Some weights of TransformerWithHeads were not initialized from the model checkpoint at gpt2 and are newly initialized: ['heads.classification_hook.lins.0.bias', 'heads.classification_hook.lins.0.weight', 'heads.classification_hook.lins.1.weight', 'heads.regression_hook.lins.0.weight']
You should probably TRAIN this model on a down-stream task to be able to use it for predictions and inference.


Some weights of TransformerWithHeads were not initialized from the model checkpoint at gpt2 and are newly initialized: ['heads.classification_hook.lins.0.bias', 'heads.classification_hook.lins.0.weight', 'heads.classification_hook.lins.1.weight', 'heads.regression_hook.lins.0.weight']
You should probably TRAIN this model on a down-stream task to be able to use it for predictions and inference.


# Saving and loading a model finetuned with qlora with extra heads.

In [8]:
# Some simple LoRA config. target_modules=None will result in all linear layers being adapted with LoRA
lora_config = LoraConfig(
    r=64,
    lora_alpha=16,
    target_modules=None,
)
# create_headed_qlora is the way to go for models with LoRA and newly initialized heads
model = create_headed_qlora(
    base_model_class=model_class,
    model_name=model_path,
    quantization_config=quantization_config,
    lora_config=lora_config,
    head_configs=heads,
    fully_trained_heads=True,
    device_map={"": torch.cuda.current_device()},
)
# Now you would do some training ...
# Saving is still easy using the huggingface api
model.save_pretrained("test_model_qlora")
del model

# Load the qlora model with it's heads.
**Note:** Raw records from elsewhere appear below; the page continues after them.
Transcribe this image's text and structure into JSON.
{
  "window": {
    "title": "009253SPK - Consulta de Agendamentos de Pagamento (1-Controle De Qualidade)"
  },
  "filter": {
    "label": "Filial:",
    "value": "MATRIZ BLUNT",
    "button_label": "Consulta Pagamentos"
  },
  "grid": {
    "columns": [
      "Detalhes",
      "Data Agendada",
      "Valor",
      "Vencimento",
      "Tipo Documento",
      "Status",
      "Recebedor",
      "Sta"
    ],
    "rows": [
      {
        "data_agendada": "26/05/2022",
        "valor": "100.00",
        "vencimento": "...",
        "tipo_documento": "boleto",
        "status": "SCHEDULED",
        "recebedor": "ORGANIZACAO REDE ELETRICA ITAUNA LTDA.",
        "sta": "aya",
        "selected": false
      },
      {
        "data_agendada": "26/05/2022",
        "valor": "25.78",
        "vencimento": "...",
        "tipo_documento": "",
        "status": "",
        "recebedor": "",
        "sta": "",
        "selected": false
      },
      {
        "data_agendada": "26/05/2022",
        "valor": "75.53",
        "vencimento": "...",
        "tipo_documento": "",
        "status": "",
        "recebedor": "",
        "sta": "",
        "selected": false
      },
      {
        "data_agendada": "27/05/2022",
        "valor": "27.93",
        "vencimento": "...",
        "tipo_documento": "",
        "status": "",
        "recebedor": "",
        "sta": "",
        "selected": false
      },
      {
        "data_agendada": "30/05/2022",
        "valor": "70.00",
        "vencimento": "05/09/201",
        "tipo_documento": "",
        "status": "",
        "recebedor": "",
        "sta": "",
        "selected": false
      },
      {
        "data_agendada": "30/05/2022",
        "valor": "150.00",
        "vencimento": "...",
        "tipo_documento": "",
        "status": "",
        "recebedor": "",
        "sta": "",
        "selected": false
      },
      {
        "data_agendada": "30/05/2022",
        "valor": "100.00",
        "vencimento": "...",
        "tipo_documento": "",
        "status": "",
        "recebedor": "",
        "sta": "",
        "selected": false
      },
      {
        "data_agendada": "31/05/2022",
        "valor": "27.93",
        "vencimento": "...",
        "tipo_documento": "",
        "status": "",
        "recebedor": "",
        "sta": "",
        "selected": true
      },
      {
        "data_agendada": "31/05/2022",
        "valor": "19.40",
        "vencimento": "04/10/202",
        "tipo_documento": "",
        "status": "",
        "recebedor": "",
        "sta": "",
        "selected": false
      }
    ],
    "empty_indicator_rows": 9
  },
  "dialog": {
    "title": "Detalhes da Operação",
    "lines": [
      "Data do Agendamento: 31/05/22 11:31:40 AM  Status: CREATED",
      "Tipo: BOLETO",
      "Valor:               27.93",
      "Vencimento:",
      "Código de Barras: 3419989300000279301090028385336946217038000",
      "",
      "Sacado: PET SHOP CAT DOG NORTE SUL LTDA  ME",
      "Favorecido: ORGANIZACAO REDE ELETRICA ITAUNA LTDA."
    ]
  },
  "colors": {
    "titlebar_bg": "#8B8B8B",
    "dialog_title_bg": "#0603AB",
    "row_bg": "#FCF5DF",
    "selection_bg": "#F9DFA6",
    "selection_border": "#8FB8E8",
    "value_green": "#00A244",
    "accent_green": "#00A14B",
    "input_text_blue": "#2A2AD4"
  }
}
We only need the base model class and the save location. Loading quantized is fully optional here.
model = load_lora_with_heads(
    model_class,
    "test_model_qlora",
    quantization_config,
    device_map={"": torch.cuda.current_device()},
)

Some weights of TransformerWithHeads were not initialized from the model checkpoint at gpt2 and are newly initialized: ['heads.classification_hook.lins.0.bias', 'heads.classification_hook.lins.0.weight', 'heads.classification_hook.lins.1.weight', 'heads.regression_hook.lins.0.weight']
You should probably TRAIN this model on a down-stream task to be able to use it for predictions and inference.